Cono Sur 2008 Carmenère. Toughest wine review, ever.
Last week, in fact a few days before the 8.8RS earthquake struck Chile, I saw this Carmenère on sale at my local grocer. I remember it well because I often shoot cell-cam photos like these:
I do this to make a note of the price, so I can quote it correctly for you dear reader, when I finally sit down – either in an inebriated state, or perhaps even months afterwards, using notes and making sense on a second tasting of what I said while inebriated… right after the first tasting!
You see I often write up the review, then not hit “publish” because my writing just doesn’t make sense. Shocking, I know.
But little photographic nuggets like this are helpful in more ways than one. You see as I was at the check-out counter this particular bottle for some reason did not scan at the register. The cashier was about to call the wine dept when I said “It’s $9.99” and held up the photo on my phone’s screen. She looked at me like I was an alien. I also noted that she also moved as far away from me as she could within her little cashier’s pen… “Why do you take pictures of things like that?” she inquired, in a tone reserved for subjects such as Furries (really, do NOT google that term. I mean it. Seriously!) I sighed, put my phone in my pocket and, fully expecting her to call security any second, admitted I wrote wine reviews. Suddenly her demeanor changed, she no longer cringed at the far reaches of her workspace, but visibly relaxed and said “oh, that’s interesting!” and carried on checking and bagging my groceries.
What she couldn’t see in that photo, but you can as I’ve blown it up for you, is a strange faux pas committed by the wine dept:
I love a good Cabernet Sauvignon. It is indeed a fine Bordeaux grape, but so is Carmenère, which is a completely different varietal! Sure, Carmenère has often, and even famously, been confused with Merlot, but Cabernet Sauvignon? C’mon! The rest of that paragraph is just so much wine jargon bullshit that when combined with the goofy grape gaffe it nearly sent me into a rage.
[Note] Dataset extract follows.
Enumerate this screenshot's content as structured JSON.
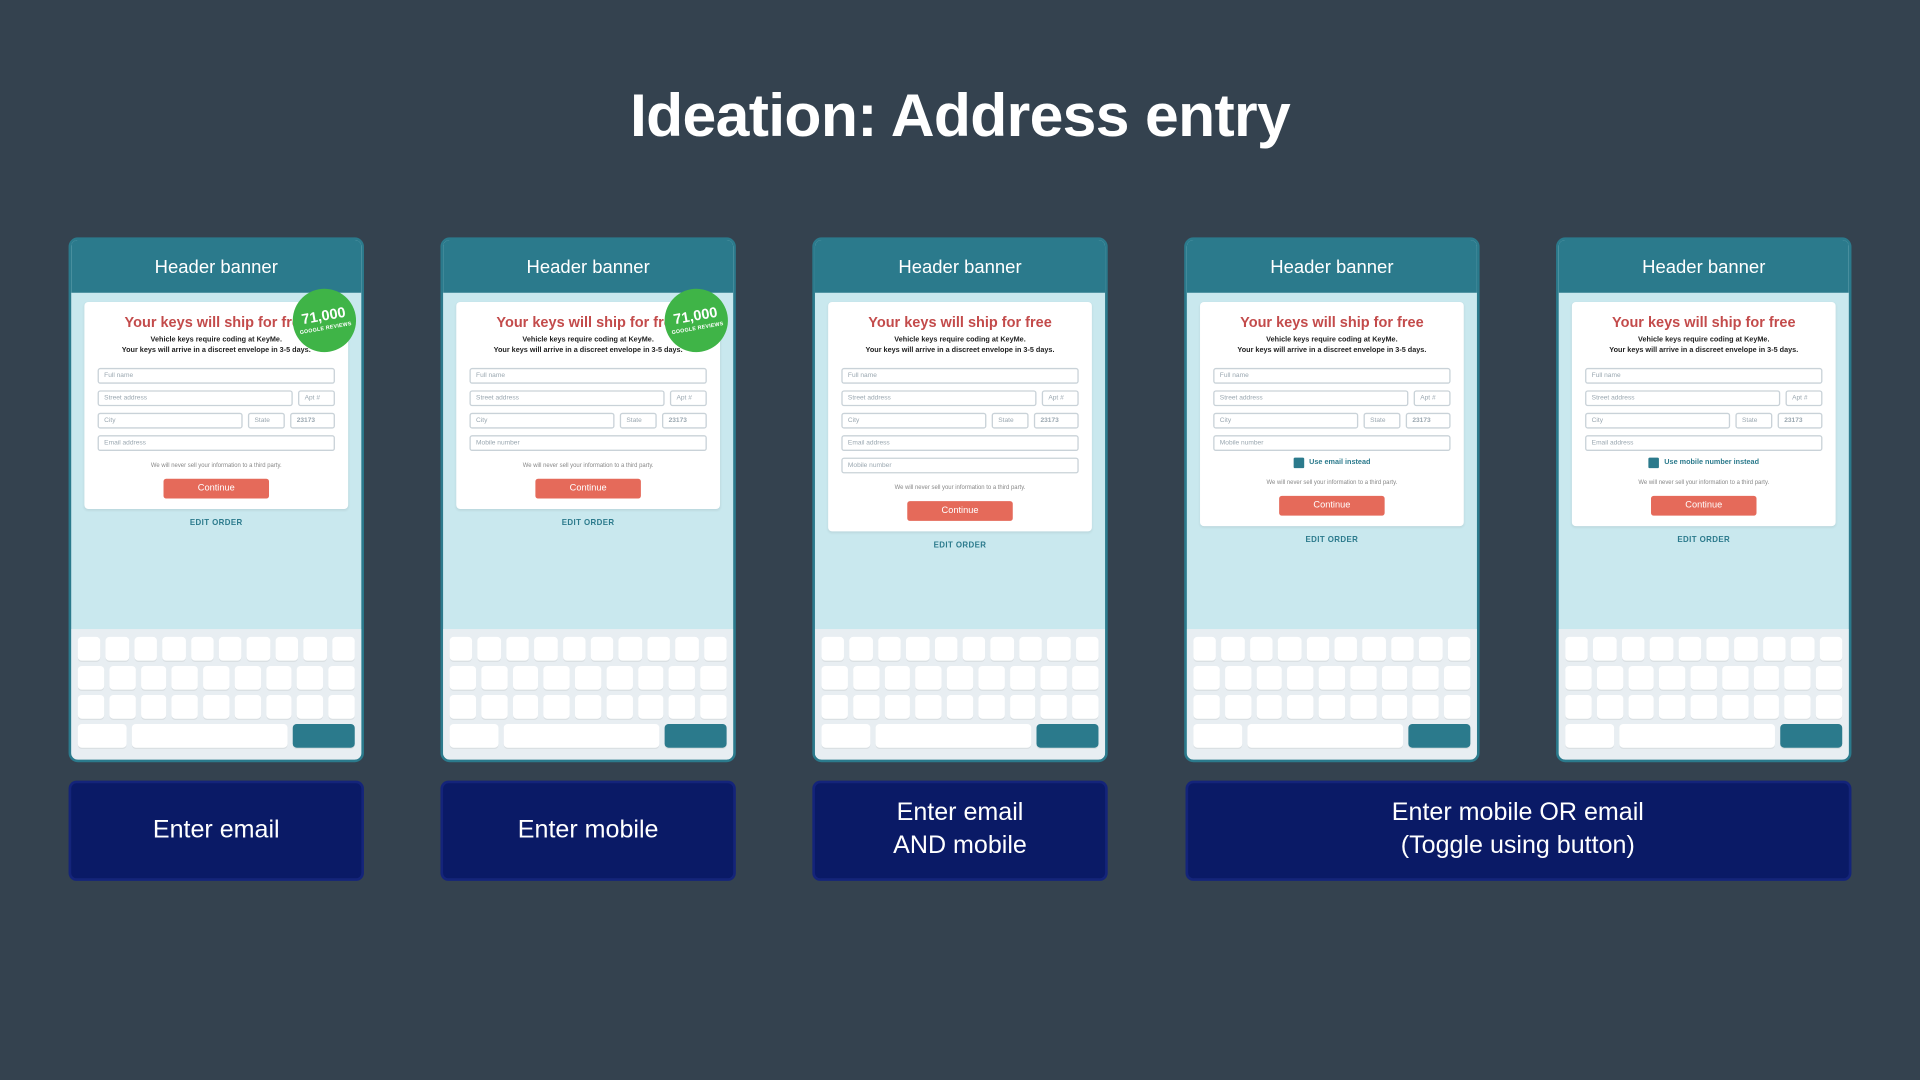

If I had my battle axe on me I might have gone berserk right there. A barbaric pillaging and burning of the grocery store. Instead I bid the cashier good-bye with a monosyllabic grunt and pushed my shopping cart menacingly out to my car.
I planned to open up the Carmenère in a few days when we expected an old friend of Mrs. Barbarian to come by for dinner. That dinner was postponed though, and I failed at securing this bottle from pillage by Mrs. Barbarian. Sure enough she plundered the cabinet where I keep bottles for imminent consumption, opened it, and drank a glass. To add injury to insult, she then put the bottle into the refrigerator! That is where I found it one morning when I went to make my breakfast… a bottle of Carmenère in the fridge door!
Grrrrr…..
I pulled it out and set it upon the counter. It was a good thing that Mrs. Barbarian wan’t in the house at the time.
We drank the rest of the bottle at dinner, but given that it had been opened, and then refrigerated, I felt that any impressions I had of the wine may have been tainted by the poor treatment torture inflicted upon it by Mrs. Barbarian.
So I went back to the store a few days later. This was after the quake had rocked Chile, and I returned with the goal of buying nothing but Chilean wines. They’re going to need all the help thy can get, since wine is likely their second largest export item after copper, and while the copper mines are all located in the desert north which was largely unaffected by the quake, the vineyards are mostly located in the hardest hit regions of Chile. I bought four bottles of Cono Sur 2008 Carmenère, and once again the cash register didn’t ring it up properly and I said ‘It costs $9.99.” The cashier called the wine department who walked over with the tag for the cashier to scan and it came up $10.99. They had raised the price on me by a buck in under a week! I certainly hope they are not profiting on the tragedy in Chile. I felt like an heel for claiming a dollar discount per-bottle. The cashier eyed me suspiciously while I muttered about having bought the same bottle for $9.99 the week before.
This is not a great wine, but it certainly is a great value wine. Very much like most Chileans, in that you get good quality for a very low price. A wine of this level from here in California would set you back $30—$45, but coming from Chile it is around ten bucks. Viva Chile!
I heartily recommend this wine as a “nightly drinker” value wine. Great with dinners at home, or no particular special occasion. As a Carmenère it doesn’t stand up to many of the samples I’ve tried, but it is certainly a reasonable representation of the grape. Lots of flavor, and stands up to spicy foods well.
Given how hard I worked to get to this point I would have loved to uncovered a gem, but this one wasn’t that amazing. Good, but not great.